また、この変更を検証するためのテストケースが追加されています。

  • test/fixedbugs/issue4510.dir/f1.go
  • test/fixedbugs/issue4510.dir/f2.go
  • test/fixedbugs/issue4510.go

コアとなるコードの解説

変更されたredeclare関数内のelseブロックに注目します。

	} else {
		line1 = parserline(); // 現在の宣言の行番号
		line2 = s->lastlineno; // 以前の宣言の行番号

		// When an import and a declaration collide in separate files,
		// present the import as the "redeclared", because the declaration
		// is visible where the import is, but not vice versa.
		// See issue 4510.
		if(s->def == N) { // シンボルがインポートによって導入されたもので、まだ具体的な定義がない場合
			line2 = line1; // 以前の宣言の行番号を現在の宣言の行番号に設定
			line1 = s->lastlineno; // 現在の宣言の行番号をインポートの行番号に設定
		}

		yyerrorl(line1, "%S redeclared %s (%#N)\n"
			"\tprevious declaration at %L",
			s, where, s->def, line2);
	}
  • line1 = parserline();: line1には、現在コンパイラが処理している(つまり、再宣言を引き起こしている)コードの行番号が格納されます。これは通常、関数宣言の行番号です。
  • line2 = s->lastlineno;: line2には、同じシンボルが以前に宣言された行番号が格納されます。インポートと関数宣言の衝突の場合、これはインポート文の行番号になります。
  • if(s->def == N): この条件がこのコミットの肝です。s->defはシンボルの定義ノードを指します。NはGoコンパイラ内部でnilまたはnullを表すマクロです。もしs->defNであれば、そのシンボルはまだ具体的なコード定義を持たず、インポートによって導入されたものである可能性が高いと判断されます。
  • line2 = line1; line1 = s->lastlineno;: この行番号の入れ替えが、エラーメッセージの表示順序を逆転させるマジックです。
    • 元のline1(関数宣言の行番号)が新しいline2になります。
    • 元のline2(インポートの行番号)が新しいline1になります。
    • これにより、yyerrorlに渡されるline1はインポートの行番号となり、エラーメッセージの冒頭でインポートが「再宣言された」かのように表示されます。そして、line2は関数宣言の行番号となり、「以前の宣言」として表示されます。
  • yyerrorl(line1, "%S redeclared %s (%#N)\n\tprevious declaration at %L", s, where, s->def, line2);:
    • yyerrorlは、指定されたline1を行番号としてエラーメッセージを出力します。
    • %S: シンボル名(例: fmt
    • %s: 再宣言された場所の種類(例: func
    • (%#N): シンボルの定義ノードの詳細(例: (func fmt))。これにより、関数宣言が「現在の宣言」として明確に示されます。
    • %L: line2で指定された行番号。これにより、インポートが「以前の宣言」として示されます。

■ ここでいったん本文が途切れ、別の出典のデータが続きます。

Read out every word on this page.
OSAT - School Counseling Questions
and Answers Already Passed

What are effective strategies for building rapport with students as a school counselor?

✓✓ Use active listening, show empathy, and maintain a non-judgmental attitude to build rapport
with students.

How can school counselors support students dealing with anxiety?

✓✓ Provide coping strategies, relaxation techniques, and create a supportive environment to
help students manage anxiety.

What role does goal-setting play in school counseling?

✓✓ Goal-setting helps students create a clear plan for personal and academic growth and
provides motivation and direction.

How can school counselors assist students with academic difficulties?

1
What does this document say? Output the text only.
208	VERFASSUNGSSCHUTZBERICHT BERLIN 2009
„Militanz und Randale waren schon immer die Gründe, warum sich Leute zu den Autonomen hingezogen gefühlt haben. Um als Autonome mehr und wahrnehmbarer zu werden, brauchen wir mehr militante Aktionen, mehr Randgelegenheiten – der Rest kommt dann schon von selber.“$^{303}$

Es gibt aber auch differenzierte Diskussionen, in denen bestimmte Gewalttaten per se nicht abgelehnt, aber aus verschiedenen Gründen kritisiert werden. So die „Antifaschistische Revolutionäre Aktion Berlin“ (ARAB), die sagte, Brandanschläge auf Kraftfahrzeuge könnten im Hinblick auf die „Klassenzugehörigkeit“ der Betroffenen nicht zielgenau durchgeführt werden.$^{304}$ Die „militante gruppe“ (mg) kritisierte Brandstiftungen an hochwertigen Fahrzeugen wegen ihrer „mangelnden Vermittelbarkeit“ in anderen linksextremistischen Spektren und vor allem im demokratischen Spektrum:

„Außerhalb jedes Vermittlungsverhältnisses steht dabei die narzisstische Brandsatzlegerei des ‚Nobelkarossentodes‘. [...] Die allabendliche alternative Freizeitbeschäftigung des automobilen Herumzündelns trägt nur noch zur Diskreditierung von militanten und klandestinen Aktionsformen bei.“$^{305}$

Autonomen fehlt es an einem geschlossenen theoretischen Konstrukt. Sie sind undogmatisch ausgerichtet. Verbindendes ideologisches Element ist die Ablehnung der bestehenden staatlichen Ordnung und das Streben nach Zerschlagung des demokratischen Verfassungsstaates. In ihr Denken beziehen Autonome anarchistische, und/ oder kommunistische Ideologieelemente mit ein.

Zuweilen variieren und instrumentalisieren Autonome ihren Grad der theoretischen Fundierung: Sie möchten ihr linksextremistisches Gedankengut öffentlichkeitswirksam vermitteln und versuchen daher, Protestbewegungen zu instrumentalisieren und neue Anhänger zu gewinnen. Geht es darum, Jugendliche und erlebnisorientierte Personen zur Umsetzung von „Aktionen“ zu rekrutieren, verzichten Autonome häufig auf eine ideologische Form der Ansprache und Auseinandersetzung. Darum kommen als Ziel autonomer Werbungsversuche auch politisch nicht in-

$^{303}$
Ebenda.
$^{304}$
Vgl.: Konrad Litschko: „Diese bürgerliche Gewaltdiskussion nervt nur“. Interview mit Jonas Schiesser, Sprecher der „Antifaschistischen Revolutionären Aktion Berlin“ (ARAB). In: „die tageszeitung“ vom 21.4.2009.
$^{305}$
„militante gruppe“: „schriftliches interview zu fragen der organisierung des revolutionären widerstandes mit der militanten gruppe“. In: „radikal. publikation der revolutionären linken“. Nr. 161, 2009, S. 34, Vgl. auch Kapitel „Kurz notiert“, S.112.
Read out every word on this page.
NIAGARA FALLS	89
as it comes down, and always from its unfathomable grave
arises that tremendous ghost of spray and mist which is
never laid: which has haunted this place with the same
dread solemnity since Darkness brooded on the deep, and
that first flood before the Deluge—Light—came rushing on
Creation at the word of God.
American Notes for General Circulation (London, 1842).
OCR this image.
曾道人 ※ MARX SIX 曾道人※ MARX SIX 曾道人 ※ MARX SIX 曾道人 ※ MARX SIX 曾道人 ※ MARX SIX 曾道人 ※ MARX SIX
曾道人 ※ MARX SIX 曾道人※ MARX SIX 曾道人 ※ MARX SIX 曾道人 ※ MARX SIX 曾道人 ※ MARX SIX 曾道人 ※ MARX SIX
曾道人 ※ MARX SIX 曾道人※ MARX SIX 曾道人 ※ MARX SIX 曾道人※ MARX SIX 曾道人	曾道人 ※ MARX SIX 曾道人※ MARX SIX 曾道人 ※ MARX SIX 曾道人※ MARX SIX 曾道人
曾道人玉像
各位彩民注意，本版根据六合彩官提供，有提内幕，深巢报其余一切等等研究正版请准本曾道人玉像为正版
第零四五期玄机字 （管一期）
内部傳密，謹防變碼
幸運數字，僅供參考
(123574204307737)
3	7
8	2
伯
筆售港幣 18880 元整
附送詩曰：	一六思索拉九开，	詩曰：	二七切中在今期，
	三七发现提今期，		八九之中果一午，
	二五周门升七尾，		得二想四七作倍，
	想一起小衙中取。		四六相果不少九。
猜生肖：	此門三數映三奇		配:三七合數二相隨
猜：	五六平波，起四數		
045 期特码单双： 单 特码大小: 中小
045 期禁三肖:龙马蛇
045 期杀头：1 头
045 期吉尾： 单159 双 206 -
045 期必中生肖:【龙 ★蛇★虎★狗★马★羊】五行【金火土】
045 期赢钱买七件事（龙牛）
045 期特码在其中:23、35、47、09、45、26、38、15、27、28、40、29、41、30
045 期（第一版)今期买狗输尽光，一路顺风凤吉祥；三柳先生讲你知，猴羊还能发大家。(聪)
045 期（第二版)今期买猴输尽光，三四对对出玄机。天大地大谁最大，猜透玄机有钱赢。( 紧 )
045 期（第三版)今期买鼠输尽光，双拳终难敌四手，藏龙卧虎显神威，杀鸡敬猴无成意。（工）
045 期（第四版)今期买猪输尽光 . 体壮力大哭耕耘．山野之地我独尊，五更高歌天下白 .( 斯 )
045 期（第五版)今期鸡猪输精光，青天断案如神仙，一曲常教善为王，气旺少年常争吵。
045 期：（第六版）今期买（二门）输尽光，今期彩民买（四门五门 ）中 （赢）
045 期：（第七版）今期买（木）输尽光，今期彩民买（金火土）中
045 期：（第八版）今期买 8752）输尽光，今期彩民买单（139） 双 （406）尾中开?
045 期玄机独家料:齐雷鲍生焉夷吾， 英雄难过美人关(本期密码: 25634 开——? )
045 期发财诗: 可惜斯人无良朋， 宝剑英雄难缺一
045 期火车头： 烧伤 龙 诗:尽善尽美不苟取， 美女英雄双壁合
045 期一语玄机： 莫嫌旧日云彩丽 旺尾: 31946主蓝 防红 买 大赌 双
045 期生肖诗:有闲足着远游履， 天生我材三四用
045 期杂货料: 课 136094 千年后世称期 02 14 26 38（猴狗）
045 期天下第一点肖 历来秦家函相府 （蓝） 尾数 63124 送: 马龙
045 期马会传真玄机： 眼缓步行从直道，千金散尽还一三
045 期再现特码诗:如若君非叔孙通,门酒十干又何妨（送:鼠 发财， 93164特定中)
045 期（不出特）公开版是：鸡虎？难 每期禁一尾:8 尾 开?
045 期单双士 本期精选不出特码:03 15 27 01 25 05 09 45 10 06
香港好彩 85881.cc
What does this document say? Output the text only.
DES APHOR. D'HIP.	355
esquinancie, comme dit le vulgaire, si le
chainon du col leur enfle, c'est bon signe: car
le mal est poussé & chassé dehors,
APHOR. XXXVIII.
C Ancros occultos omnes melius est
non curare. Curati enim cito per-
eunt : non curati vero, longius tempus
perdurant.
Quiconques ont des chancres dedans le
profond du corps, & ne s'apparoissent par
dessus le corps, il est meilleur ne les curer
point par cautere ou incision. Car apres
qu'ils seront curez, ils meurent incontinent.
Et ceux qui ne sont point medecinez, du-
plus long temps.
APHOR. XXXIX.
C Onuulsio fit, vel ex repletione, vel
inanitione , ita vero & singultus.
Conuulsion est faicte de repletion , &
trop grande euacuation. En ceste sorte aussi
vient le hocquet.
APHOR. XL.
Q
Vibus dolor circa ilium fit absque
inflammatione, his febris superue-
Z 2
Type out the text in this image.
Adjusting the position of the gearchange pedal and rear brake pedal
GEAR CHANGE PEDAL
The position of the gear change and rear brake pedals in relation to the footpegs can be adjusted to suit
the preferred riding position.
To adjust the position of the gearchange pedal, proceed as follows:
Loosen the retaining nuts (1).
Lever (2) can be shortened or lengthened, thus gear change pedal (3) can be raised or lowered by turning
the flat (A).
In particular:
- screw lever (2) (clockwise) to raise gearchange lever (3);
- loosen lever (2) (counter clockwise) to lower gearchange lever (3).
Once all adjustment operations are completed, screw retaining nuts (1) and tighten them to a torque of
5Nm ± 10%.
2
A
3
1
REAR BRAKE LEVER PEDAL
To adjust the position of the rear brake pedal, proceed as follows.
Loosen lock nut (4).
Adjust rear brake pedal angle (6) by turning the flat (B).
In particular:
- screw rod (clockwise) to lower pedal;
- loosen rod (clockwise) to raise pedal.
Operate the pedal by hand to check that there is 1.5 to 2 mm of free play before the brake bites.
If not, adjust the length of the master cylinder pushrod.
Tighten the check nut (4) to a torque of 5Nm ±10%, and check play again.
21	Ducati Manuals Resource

結果として、fmtの例では、以下のようなエラーメッセージが出力されるようになります。

f1.go:7: fmt redeclared in this block (func fmt)
	previous declaration at f1.go:7

これは、f1.goのインポート行でfmtが再宣言されたと示し、その原因がf2.gofmt関数にあることを示唆しています。

関連リンク

参考にした情報源リンク

  • Go Issue 4510のGitHubページ
  • Go CL 7001054のGo Gerritページ
  • Go言語のコンパイラソースコード (src/cmd/gc/dcl.c)
  • Go言語のパッケージとスコープに関する公式ドキュメント(一般的な知識として)
  • Go言語のエラーハンドリングに関する一般的な情報(一般的な知識として)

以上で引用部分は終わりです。